Functional Requirements for AVS Products
Customers who purchase a product with Amazon Alexa expect a familiar experience. This document provides functional and design requirements and recommendations to help you meet customer expectations and avoid issues as you develop, prototype, and prepare your product with Alexa enabled for commercial release.
- Common Terms
- Living Document
- 1. Core Requirements and Recommendations
- 2. Voice-Initiated Products
- 3. Touch-Initiated Products
- 4. Media Services
- 5. Alerts
- 6. Notifications
- 7. Display Cards
- 8. Setup and Authentication
- 9. Bluetooth
The following terms are used consistently throughout this document to signify requirements and recommendations:
- SHALL: Items preceded by SHALL are required for all commercial product releases.

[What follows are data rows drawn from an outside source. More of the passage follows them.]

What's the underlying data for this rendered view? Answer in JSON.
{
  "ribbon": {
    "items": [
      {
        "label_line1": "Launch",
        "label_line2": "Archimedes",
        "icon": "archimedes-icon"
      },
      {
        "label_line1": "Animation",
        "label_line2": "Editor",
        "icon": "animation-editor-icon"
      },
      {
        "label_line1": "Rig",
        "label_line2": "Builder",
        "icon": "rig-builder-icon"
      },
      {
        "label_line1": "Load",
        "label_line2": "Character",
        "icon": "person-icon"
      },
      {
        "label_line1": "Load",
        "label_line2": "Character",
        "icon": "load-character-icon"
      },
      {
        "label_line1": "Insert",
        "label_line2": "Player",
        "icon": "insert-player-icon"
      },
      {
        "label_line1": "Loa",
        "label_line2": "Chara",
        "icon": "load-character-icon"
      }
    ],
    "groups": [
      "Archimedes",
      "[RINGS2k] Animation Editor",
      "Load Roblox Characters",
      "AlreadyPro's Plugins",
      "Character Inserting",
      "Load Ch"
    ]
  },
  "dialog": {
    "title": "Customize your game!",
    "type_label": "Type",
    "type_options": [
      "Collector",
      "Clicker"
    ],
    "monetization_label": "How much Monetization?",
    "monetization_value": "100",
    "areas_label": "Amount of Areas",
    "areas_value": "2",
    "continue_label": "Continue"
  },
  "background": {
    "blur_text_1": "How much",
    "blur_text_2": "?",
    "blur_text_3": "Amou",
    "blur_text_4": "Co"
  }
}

- SHOULD: Items preceded by SHOULD are recommended for all commercial product releases and significantly improve the Alexa customer experience.
The following terms are used consistently throughout this document to describe Alexa features and concepts:
- Voice-initiated: Products activated by customer speech for a hands-free experience. They can also be activated by a customer’s touch.
- Touch-initiated: Products activated by a customer’s physical action on the product. These products do not support voice-initiated interactions.
- Tap-to-talk: Touch-initiated products activated by the customer pushing and releasing a button before speaking.
- Hold-to-talk: Touch-initiated products activated by the customer holding down a button while speaking.
- Attention states: The parts of an Alexa conversation flow, including Listening and Thinking.
- Physical control: A hardware or GUI control that is used to wake Alexa or adjust the product’s settings.
- Visual cues: Visual cues are LEDs or GUI elements that provide feedback to the customer on Alexa’s state.
- Audio cues: Audio cues are sounds that provide feedback to the customer on Alexa’s transitions between attention states.
- Multi-turn: A multi-turn interaction refers to situations where Alexa requests additional spoken information from the customer to complete an interaction. Multi-turn situations are initiated when your product receives an ExpectSpeech Directive from AVS.
We look to the AVS community to innovate and create new Alexa-enabled experiences. As we learn from you and we introduce new features and functionality, this document will be improved and updated.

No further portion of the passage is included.